3. I don’t think I actually have to say this but dear reader it’s “IMPERIAL COLLEGE LONDON”, it’s in the name… before I even attempt to list the countless Nobel Laureates, contributions to science, engineering and medicine, not to mention the prestigious Silver Athena Award (that works great for a gal like me), I could have gone anywhere to be honest but I chose London because I chose Imperial.
So here we are, based on the St Mary’s Campus, about 3 weeks in and boy if I say it was a smooth transition I would be lying. It’s funny because I think after a full week of inductions all of our feet were in pain and we slowly began to get glimpse into what a marathon we were starting…steady pace and breathing should get us through. However as nervous as I was, what I learnt soon enough is that we have a faculty that is very invested in our wellbeing and us doing well. So although our schedules are intense and the workload will keep us busy, we are taught by people who are so passionate about what they do that it is enjoyable to be in class (and even I’m surprised by what I just said,) let’s look back at this moment in January or July.

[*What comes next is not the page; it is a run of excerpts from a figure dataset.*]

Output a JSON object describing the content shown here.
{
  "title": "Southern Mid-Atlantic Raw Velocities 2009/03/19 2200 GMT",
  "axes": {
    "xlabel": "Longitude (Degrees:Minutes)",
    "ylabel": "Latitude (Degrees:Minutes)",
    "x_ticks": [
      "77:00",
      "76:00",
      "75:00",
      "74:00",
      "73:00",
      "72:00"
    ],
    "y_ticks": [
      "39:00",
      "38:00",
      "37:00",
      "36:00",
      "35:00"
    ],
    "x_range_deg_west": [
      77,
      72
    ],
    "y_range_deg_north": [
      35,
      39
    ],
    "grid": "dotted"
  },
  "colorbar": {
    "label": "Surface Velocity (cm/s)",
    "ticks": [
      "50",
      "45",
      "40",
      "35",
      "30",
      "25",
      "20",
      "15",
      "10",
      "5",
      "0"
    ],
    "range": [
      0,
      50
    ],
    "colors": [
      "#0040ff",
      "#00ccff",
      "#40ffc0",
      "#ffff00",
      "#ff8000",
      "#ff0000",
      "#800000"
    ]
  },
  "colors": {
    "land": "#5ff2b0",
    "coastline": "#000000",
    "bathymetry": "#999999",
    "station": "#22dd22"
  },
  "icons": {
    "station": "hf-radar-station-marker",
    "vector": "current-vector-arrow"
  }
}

Doing the MPH course affords us the chance to be around those at the forefront of population health on a global scale and when we’re not running into the faces that were part of the Ebola Outbreak Response teams, we’re analysing how chocolate and Nobel prizes are related, because that exists… seriously that is actual published work, click to check out the short paper published a few years ago, while I go scoff down more chocolate.
In all seriousness however, the first semester will be a lot about learning the skills and concepts that we will be needing from the next semester onwards and so while statistics and excel aren’t my favourite thing in the world, I recognise that it is a necessity. There is a lot of technical skills we’re being taught so far, from learning about different studies to calculating infectiousness and incubation periods, we are getting number heavy and predicting future outbreaks and just saving the world really (or so I wish, maybe one day).
We had the option of choosing two streams: the general stream and the global health stream, where the two groups differ in one module this term. I chose the latter because it would touch on a lot of things that I have come across through work and the places I have lived, so I feel very much in my element and Thursdays are definitely my favourite day of the week. We’ve had a lot of guest lecturers come in so far speaking about such a range of topics from NGOs to the private sector involvement in governance and health policy. It’s very interesting but of course it also depends on where your interests lie and where you see yourself going in the future (trying to be very unbiased here).
So yeah dear reader, I hope I didn’t bore you with this overview of what it is like to be an MPH student at Imperial College, it’s only been 3 weeks what do I know… but I hope you’ll continue to read on and see what the 2015/16 cohort get up to so stay tuned.
“Of all the forms of inequality, injustice in health care is the most shocking and inhumane” — Martin Luther King Jr.